JPPI Sebut Penghapusan Jurusan IPA IPS dan Bahasa di SMA Dibuat Mendadak, Tak Libatkan Stakeholder
Dia mencontohkan kurikulum merdeka, siswa saat itu diberikan keleluasan untuk fokus pada minat. Namun sekolah tetap memaksa siswa membawa beragam mata pelajar.
"Sejak awal kurikulum merdeka diberlakukan, ada pernyataan, bahwa tidak semua mata pelajaran, siswa harus kuasai semua. Siswa bisa fokus pada peminatan pelajaran yang menjadi minat dan disiplin keilmuan dia. Tapi, di lapangan ini tidak terjadi. Anak masih tiap hari bawa buku paket dengan jumlah mapel (mata pelajaran ) yang banyak dan semua dipelajari dan harus dikuasai," katanya.
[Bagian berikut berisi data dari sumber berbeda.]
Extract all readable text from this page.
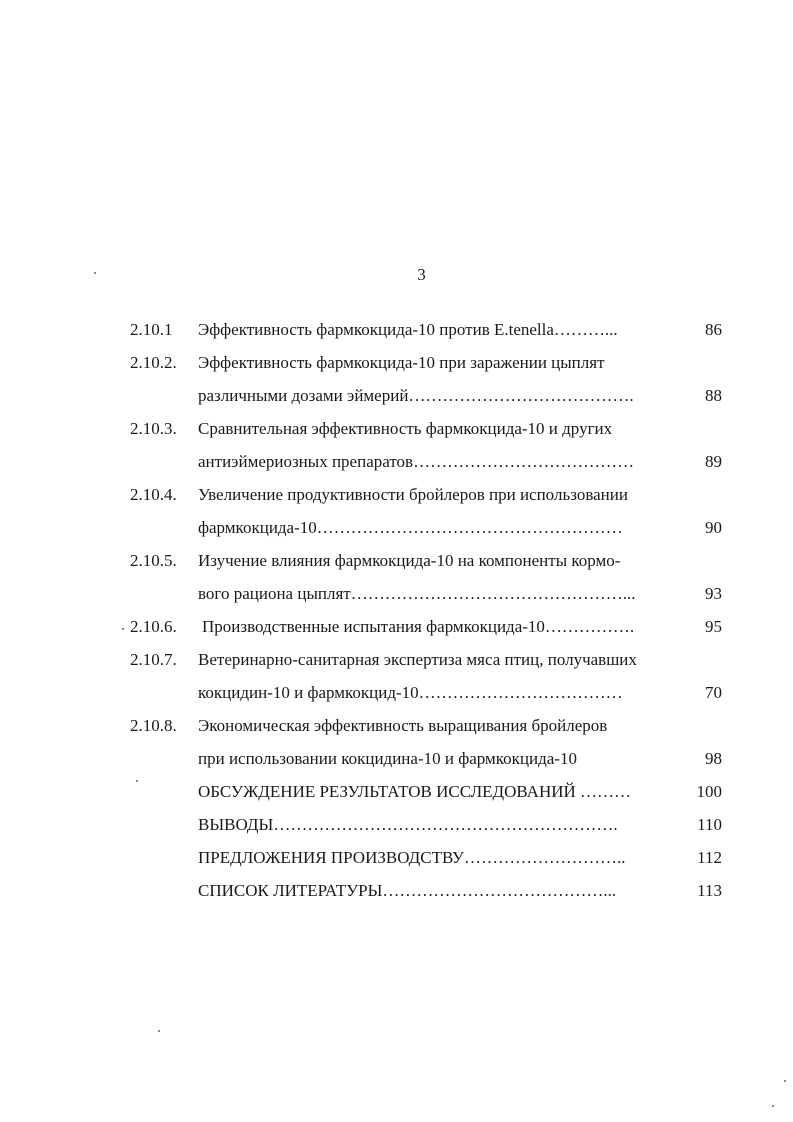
3
2.10.1 Эффективность фармкокцида-10 против E.tenella………...	86
2.10.2. Эффективность фармкокцида-10 при заражении цыплят
различными дозами эймерий………………………………….	88
2.10.3. Сравнительная эффективность фармкокцида-10 и других
антиэймериозных препаратов…………………………………	89
2.10.4. Увеличение продуктивности бройлеров при использовании
фармкокцида-10………………………………………………	90
2.10.5. Изучение влияния фармкокцида-10 на компоненты кормо-
вого рациона цыплят…………………………………………...	93
2.10.6. Производственные испытания фармкокцида-10…………….	95
2.10.7. Ветеринарно-санитарная экспертиза мяса птиц, получавших
кокцидин-10 и фармкокцид-10………………………………	70
2.10.8. Экономическая эффективность выращивания бройлеров
при использовании кокцидина-10 и фармкокцида-10	98
ОБСУЖДЕНИЕ РЕЗУЛЬТАТОВ ИССЛЕДОВАНИЙ ………	100
ВЫВОДЫ…………………………………………………….	110
ПРЕДЛОЖЕНИЯ ПРОИЗВОДСТВУ………………………..	112
СПИСОК ЛИТЕРАТУРЫ…………………………………...	113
Sebelumnya, Kementerian Pendidikan, Kebudayaan, Riset, dan Teknologi (Kemendikbudristek) menghapus jurusan IPA, IPS dan Bahasa di Sekolah Menengah Atas (SMA). Penghapusan jurusan ini mulai berlaku pada tahun ajaran 2024/2025.
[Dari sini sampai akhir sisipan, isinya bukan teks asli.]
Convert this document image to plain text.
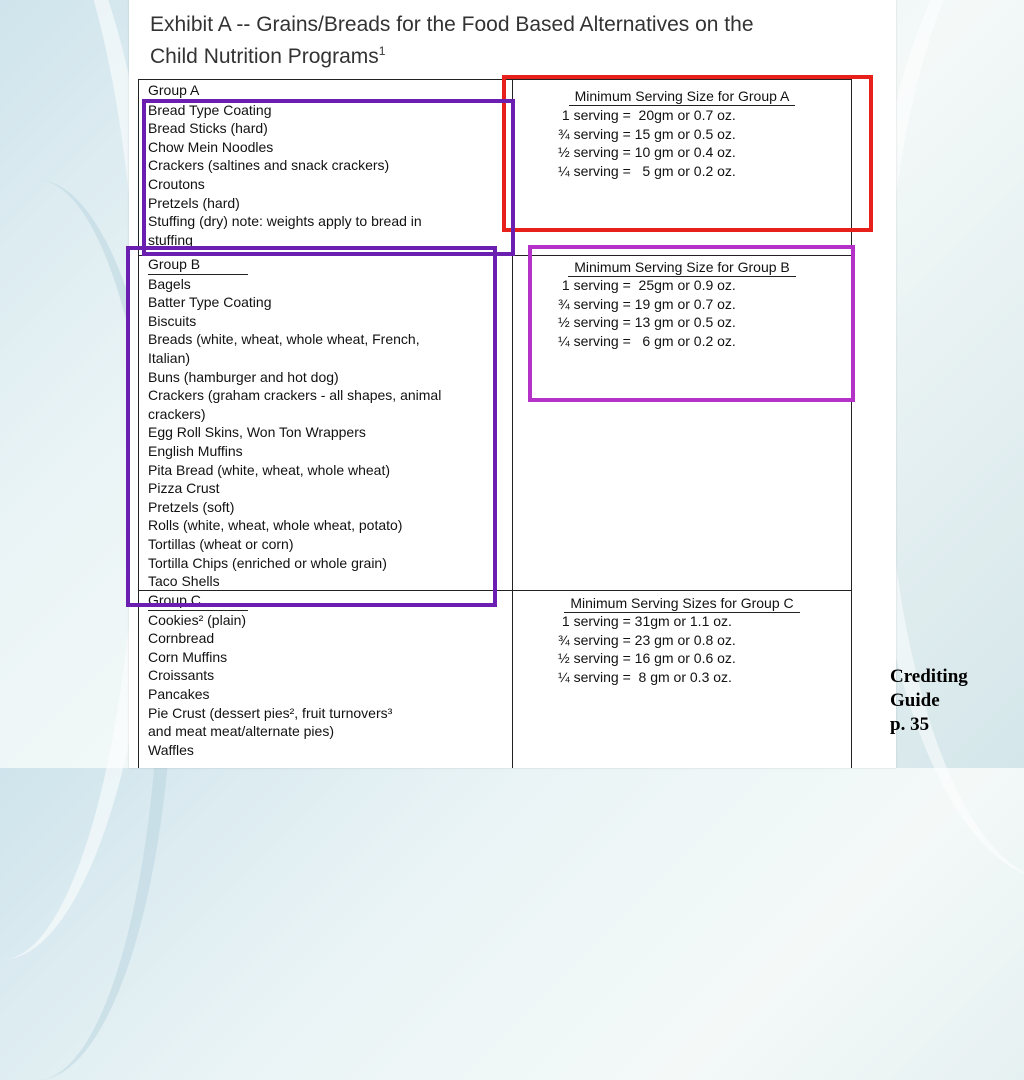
Exhibit A -- Grains/Breads for the Food Based Alternatives on the
Child Nutrition Programs$^1$
Group A
Bread Type Coating
Bread Sticks (hard)
Chow Mein Noodles
Crackers (saltines and snack crackers)
Croutons
Pretzels (hard)
Stuffing (dry) note: weights apply to bread in
stuffing
Minimum Serving Size for Group A
1 serving =  20gm or 0.7 oz.
¾ serving = 15 gm or 0.5 oz.
½ serving = 10 gm or 0.4 oz.
¼ serving =   5 gm or 0.2 oz.
Group B
Bagels
Batter Type Coating
Biscuits
Breads (white, wheat, whole wheat, French,
Italian)
Buns (hamburger and hot dog)
Crackers (graham crackers - all shapes, animal
crackers)
Egg Roll Skins, Won Ton Wrappers
English Muffins
Pita Bread (white, wheat, whole wheat)
Pizza Crust
Pretzels (soft)
Rolls (white, wheat, whole wheat, potato)
Tortillas (wheat or corn)
Tortilla Chips (enriched or whole grain)
Taco Shells
Minimum Serving Size for Group B
1 serving =  25gm or 0.9 oz.
¾ serving = 19 gm or 0.7 oz.
½ serving = 13 gm or 0.5 oz.
¼ serving =   6 gm or 0.2 oz.
Group C
Cookies² (plain)
Cornbread
Corn Muffins
Croissants
Pancakes
Pie Crust (dessert pies², fruit turnovers³
and meat meat/alternate pies)
Waffles
Minimum Serving Sizes for Group C
1 serving = 31gm or 1.1 oz.
¾ serving = 23 gm or 0.8 oz.
½ serving = 16 gm or 0.6 oz.
¼ serving =  8 gm or 0.3 oz.	Crediting
Guide
p. 35
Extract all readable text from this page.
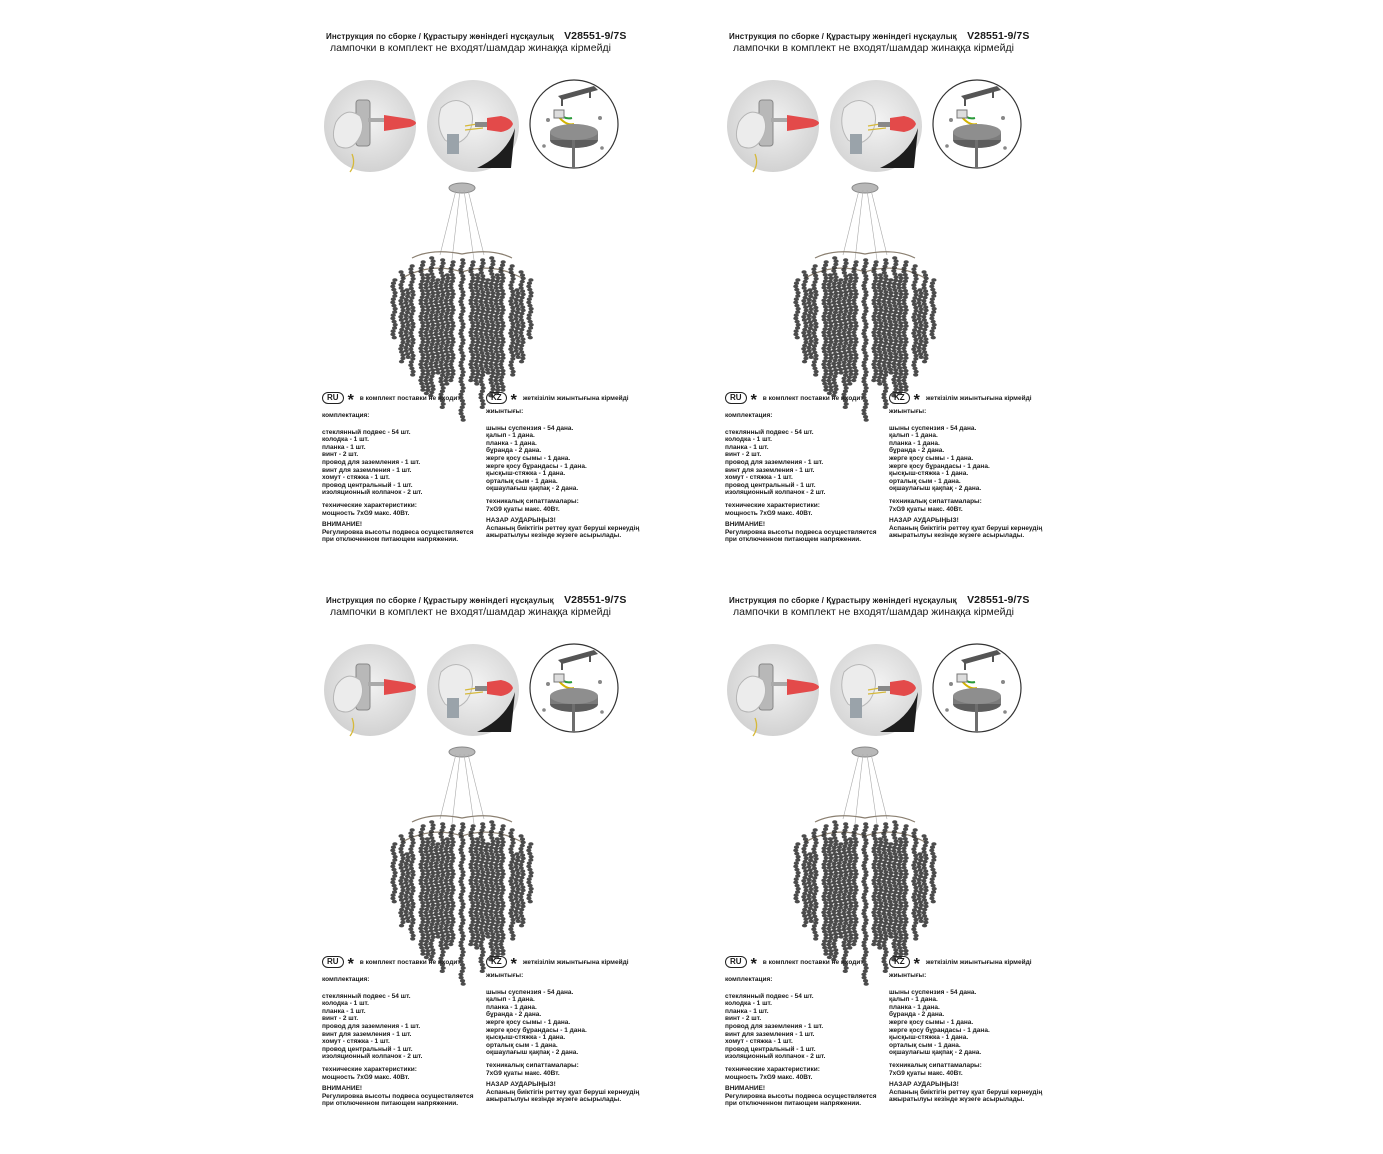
Инструкция по сборке / Құрастыру жөніндегі нұсқаулық V28551-9/7S
лампочки в комплект не входят/шамдар жинаққа кірмейді
RU * в комплект поставки не входит	KZ * жеткізілім жиынтығына кірмейді
комплектация:
стеклянный подвес - 54 шт.
колодка - 1 шт.
планка - 1 шт.
винт - 2 шт.
провод для заземления - 1 шт.
винт для заземления - 1 шт.
хомут - стяжка - 1 шт.
провод центральный - 1 шт.
изоляционный колпачок - 2 шт.
технические характеристики:
мощность 7xG9 макс. 40Вт.
ВНИМАНИЕ!
Регулировка высоты подвеса осуществляется
при отключенном питающем напряжении.
жиынтығы:
шыны суспензия - 54 дана.
қалып - 1 дана.
планка - 1 дана.
бұранда - 2 дана.
жерге қосу сымы - 1 дана.
жерге қосу бұрандасы - 1 дана.
қысқыш-стяжка - 1 дана.
орталық сым - 1 дана.
оқшаулағыш қақпақ - 2 дана.
техникалық сипаттамалары:
7xG9 қуаты макс. 40Вт.
НАЗАР АУДАРЫҢЫЗ!
Аспаның биіктігін реттеу қуат беруші кернеудің
ажыратылуы кезінде жүзеге асырылады.
Инструкция по сборке / Құрастыру жөніндегі нұсқаулық V28551-9/7S
лампочки в комплект не входят/шамдар жинаққа кірмейді
RU * в комплект поставки не входит	KZ * жеткізілім жиынтығына кірмейді
комплектация:
стеклянный подвес - 54 шт.
колодка - 1 шт.
планка - 1 шт.
винт - 2 шт.
провод для заземления - 1 шт.
винт для заземления - 1 шт.
хомут - стяжка - 1 шт.
провод центральный - 1 шт.
изоляционный колпачок - 2 шт.
технические характеристики:
мощность 7xG9 макс. 40Вт.
ВНИМАНИЕ!
Регулировка высоты подвеса осуществляется
при отключенном питающем напряжении.
жиынтығы:
шыны суспензия - 54 дана.
қалып - 1 дана.
планка - 1 дана.
бұранда - 2 дана.
жерге қосу сымы - 1 дана.
жерге қосу бұрандасы - 1 дана.
қысқыш-стяжка - 1 дана.
орталық сым - 1 дана.
оқшаулағыш қақпақ - 2 дана.
техникалық сипаттамалары:
7xG9 қуаты макс. 40Вт.
НАЗАР АУДАРЫҢЫЗ!
Аспаның биіктігін реттеу қуат беруші кернеудің
ажыратылуы кезінде жүзеге асырылады.
Инструкция по сборке / Құрастыру жөніндегі нұсқаулық V28551-9/7S
лампочки в комплект не входят/шамдар жинаққа кірмейді
RU * в комплект поставки не входит	KZ * жеткізілім жиынтығына кірмейді
комплектация:
стеклянный подвес - 54 шт.
колодка - 1 шт.
планка - 1 шт.
винт - 2 шт.
провод для заземления - 1 шт.
винт для заземления - 1 шт.
хомут - стяжка - 1 шт.
провод центральный - 1 шт.
изоляционный колпачок - 2 шт.
технические характеристики:
мощность 7xG9 макс. 40Вт.
ВНИМАНИЕ!
Регулировка высоты подвеса осуществляется
при отключенном питающем напряжении.
жиынтығы:
шыны суспензия - 54 дана.
қалып - 1 дана.
планка - 1 дана.
бұранда - 2 дана.
жерге қосу сымы - 1 дана.
жерге қосу бұрандасы - 1 дана.
қысқыш-стяжка - 1 дана.
орталық сым - 1 дана.
оқшаулағыш қақпақ - 2 дана.
техникалық сипаттамалары:
7xG9 қуаты макс. 40Вт.
НАЗАР АУДАРЫҢЫЗ!
Аспаның биіктігін реттеу қуат беруші кернеудің
ажыратылуы кезінде жүзеге асырылады.
Инструкция по сборке / Құрастыру жөніндегі нұсқаулық V28551-9/7S
лампочки в комплект не входят/шамдар жинаққа кірмейді
RU * в комплект поставки не входит	KZ * жеткізілім жиынтығына кірмейді
комплектация:
стеклянный подвес - 54 шт.
колодка - 1 шт.
планка - 1 шт.
винт - 2 шт.
провод для заземления - 1 шт.
винт для заземления - 1 шт.
хомут - стяжка - 1 шт.
провод центральный - 1 шт.
изоляционный колпачок - 2 шт.
технические характеристики:
мощность 7xG9 макс. 40Вт.
ВНИМАНИЕ!
Регулировка высоты подвеса осуществляется
при отключенном питающем напряжении.
жиынтығы:
шыны суспензия - 54 дана.
қалып - 1 дана.
планка - 1 дана.
бұранда - 2 дана.
жерге қосу сымы - 1 дана.
жерге қосу бұрандасы - 1 дана.
қысқыш-стяжка - 1 дана.
орталық сым - 1 дана.
оқшаулағыш қақпақ - 2 дана.
техникалық сипаттамалары:
7xG9 қуаты макс. 40Вт.
НАЗАР АУДАРЫҢЫЗ!
Аспаның биіктігін реттеу қуат беруші кернеудің
ажыратылуы кезінде жүзеге асырылады.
Kepala Badan Standar Nasional Kurikulum dan Asesmen Pendidikan (BSKAP) Kemendikbudristek, Anindito Aditomo menyampaikan peniadaan jurusan di SMA tersebut merupakan implementasi Kurikulum Merdeka. Pada tahun ajaran 2022, sekitar 50% satuan pendidikan menerapkan Kurikulum Merdeka.
"Pada tahun ajaran 2024 saat ini, tingkat penerapan Kurikulum Merdeka sudah mencapai 90-95% untuk SD, SMP, dan SMA/SMK. Pada kelas 11 dan 12 SMA, murid yang sekolahnya menggunakan Kurikulum Merdeka dapat memilih mata pelajaran secara lebih leluasa sesuai minat, bakat, kemampuan dan aspirasi studi lanjut atau kariernya," kata Anindito dalam keterangannya, Kamis (18/7/2024).